With the Dodgers staring at a four-run deficit: “The Dodgers are asked to do what they did (before), but they've run out of innings.”
After J.D. Drew hit the second home run of the inning: “And another drive to deep right center, and that is gone! Whoa, was that hit!
“What is that line? Do not go gentle into that good night. The Dodgers have decided they're not going to go into that night without howling and kicking.”
Trevor Hoffman enters the game: “He has been absolutely magnificent against everybody, but especially against the Dodgers. (On the next pitch to Russell Martin) And a drive to left center by Martin. That ball is carrying into the seats! Three straight home runs!”
Marlon Anderson makes it a four-pack: “And another drive to right center...believe it or not, four consecutive home runs! And the Dodgers have tied it up again!”
“Can you believe this inning?
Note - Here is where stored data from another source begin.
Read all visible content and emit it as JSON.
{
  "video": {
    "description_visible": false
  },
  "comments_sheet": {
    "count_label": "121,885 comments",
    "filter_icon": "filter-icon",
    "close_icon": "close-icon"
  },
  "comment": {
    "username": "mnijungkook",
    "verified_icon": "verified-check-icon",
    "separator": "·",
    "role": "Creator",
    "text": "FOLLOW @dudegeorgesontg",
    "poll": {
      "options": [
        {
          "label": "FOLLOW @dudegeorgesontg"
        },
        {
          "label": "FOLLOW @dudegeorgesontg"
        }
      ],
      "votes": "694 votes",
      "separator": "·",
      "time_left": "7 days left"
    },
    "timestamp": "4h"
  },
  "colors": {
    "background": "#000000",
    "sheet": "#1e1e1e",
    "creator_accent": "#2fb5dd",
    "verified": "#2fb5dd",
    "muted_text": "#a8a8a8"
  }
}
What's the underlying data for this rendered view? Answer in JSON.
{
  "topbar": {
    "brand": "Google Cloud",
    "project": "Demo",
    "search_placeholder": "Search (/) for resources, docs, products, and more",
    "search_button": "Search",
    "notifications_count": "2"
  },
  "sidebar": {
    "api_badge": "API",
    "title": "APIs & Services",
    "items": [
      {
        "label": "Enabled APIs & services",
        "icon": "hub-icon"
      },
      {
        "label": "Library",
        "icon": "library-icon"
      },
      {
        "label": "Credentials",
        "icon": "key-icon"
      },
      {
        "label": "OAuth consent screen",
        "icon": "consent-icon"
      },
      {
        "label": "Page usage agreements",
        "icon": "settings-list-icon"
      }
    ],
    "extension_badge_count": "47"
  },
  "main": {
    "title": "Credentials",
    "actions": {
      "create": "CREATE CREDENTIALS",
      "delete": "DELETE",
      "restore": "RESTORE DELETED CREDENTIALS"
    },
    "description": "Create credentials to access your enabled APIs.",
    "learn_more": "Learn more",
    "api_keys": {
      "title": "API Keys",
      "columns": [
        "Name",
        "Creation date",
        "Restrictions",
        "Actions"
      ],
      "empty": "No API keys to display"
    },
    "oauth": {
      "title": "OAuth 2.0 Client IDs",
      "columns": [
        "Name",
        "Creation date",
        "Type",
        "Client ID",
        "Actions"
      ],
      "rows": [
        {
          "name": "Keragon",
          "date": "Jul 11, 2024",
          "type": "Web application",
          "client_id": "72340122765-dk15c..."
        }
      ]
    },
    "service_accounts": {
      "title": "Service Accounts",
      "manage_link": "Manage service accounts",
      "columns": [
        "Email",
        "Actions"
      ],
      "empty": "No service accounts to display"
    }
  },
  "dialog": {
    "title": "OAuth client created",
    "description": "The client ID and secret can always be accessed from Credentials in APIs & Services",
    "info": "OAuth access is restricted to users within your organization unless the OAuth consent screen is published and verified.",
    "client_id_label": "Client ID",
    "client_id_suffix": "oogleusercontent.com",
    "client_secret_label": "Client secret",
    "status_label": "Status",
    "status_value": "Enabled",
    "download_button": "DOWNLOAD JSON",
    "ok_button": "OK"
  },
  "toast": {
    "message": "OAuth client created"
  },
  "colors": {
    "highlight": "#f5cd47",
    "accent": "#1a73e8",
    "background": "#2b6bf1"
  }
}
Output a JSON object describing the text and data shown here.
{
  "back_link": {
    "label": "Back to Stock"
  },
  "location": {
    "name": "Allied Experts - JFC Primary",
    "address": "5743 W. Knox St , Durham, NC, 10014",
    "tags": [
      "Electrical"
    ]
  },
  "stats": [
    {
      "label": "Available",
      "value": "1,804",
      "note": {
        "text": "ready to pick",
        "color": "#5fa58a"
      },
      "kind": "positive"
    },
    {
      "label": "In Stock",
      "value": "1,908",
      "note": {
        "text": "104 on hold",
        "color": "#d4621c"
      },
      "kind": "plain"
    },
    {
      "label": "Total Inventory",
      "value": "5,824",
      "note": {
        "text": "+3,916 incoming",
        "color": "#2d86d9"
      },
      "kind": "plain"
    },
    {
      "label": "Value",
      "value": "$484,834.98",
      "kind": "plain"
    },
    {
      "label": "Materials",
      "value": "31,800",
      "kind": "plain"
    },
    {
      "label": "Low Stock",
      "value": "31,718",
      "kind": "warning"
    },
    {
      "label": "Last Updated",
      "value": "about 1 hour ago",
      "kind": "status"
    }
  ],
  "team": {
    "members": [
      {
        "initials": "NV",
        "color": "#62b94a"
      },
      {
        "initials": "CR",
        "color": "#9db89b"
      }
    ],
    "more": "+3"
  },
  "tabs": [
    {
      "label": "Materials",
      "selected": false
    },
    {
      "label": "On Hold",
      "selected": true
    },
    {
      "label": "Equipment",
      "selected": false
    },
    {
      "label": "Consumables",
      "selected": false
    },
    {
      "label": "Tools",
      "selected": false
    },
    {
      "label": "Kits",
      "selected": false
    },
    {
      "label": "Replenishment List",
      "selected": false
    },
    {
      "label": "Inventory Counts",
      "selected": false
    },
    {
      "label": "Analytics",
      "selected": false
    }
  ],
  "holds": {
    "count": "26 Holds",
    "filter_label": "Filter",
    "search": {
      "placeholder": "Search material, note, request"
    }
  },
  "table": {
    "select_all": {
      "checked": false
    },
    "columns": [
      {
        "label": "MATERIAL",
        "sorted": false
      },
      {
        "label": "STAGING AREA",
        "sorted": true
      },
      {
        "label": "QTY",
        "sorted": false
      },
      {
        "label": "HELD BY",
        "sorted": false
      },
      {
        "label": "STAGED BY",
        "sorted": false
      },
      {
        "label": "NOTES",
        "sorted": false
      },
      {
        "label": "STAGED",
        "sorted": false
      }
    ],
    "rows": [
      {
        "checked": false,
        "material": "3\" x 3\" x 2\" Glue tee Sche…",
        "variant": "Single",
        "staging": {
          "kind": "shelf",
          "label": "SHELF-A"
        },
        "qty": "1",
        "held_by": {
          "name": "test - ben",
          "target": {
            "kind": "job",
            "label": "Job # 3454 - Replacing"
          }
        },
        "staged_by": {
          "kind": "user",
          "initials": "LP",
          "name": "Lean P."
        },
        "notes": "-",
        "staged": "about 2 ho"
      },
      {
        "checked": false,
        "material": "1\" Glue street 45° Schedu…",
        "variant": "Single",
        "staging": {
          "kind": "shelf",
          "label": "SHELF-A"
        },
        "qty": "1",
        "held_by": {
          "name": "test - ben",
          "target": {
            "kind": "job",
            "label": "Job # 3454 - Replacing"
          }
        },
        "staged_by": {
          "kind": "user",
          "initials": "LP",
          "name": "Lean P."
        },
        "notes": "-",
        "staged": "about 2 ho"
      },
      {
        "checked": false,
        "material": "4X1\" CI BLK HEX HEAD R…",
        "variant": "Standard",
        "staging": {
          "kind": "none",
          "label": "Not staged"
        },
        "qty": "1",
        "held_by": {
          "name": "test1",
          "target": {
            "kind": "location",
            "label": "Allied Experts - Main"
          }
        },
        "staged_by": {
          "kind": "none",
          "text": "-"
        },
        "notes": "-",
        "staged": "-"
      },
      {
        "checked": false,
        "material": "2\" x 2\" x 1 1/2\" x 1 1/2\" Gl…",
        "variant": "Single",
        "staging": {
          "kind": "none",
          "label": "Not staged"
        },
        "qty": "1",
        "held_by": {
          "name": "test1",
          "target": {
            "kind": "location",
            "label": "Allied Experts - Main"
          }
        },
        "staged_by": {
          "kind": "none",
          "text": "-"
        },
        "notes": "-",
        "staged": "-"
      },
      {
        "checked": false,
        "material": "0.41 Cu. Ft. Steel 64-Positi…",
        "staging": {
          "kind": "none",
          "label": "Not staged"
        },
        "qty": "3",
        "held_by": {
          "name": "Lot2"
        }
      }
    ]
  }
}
Can you believe this game? ... It is an unbelievable game.”
Then in the 10th, trailing 10-9, up comes Nomar Garciaparra. After a 3-1 count, Scully describes what happens next.
“And a high fly ball to left field—it is a-way out and gone! The Dodgers win it, 11-10! Ha ha ha—unbelievable! (Then in typical Scully fashion, he makes one final point, ever aware of staying grounded in the moment.) “I forgot to tell you, the Dodgers are in first place.”
It’s only fitting that Scully was behind the microphone to call one of Bo Jackson’s finest moments. If the 1989 All-Star Game was Jackson’s coming-out party, Scully played an ever gracious host when Jackson led off the bottom of the first inning with a titanic blast:
"Look at that one! Bo Jackson says hello. And Rick Reuschel is greeted on the first pitch to Bo Jackson. He almost hit it out of state!"
Scully’s call added to the growing mythology of Jackson, and while he described the fans’ reaction, he probably described the reaction of every All-Star who was in awe.
A hallmark of Scully’s career is his professionalism. He was taught early never to be a homer for the Dodgers or offer his personal opinion, and save for a few early mistakes that he points out when people praise him, he holds this as a pillar of his style.
However, you could hardly blame Scully if he sounded incredulous when two folks attempted to burn the American flag at Dodger Stadium on the field. Rick Monday saved the day, and Scully was restrained in his disbelief.
As shocked as he was, his calming yet firm tone probably soothed thousands of angry fans who were ready to take revenge.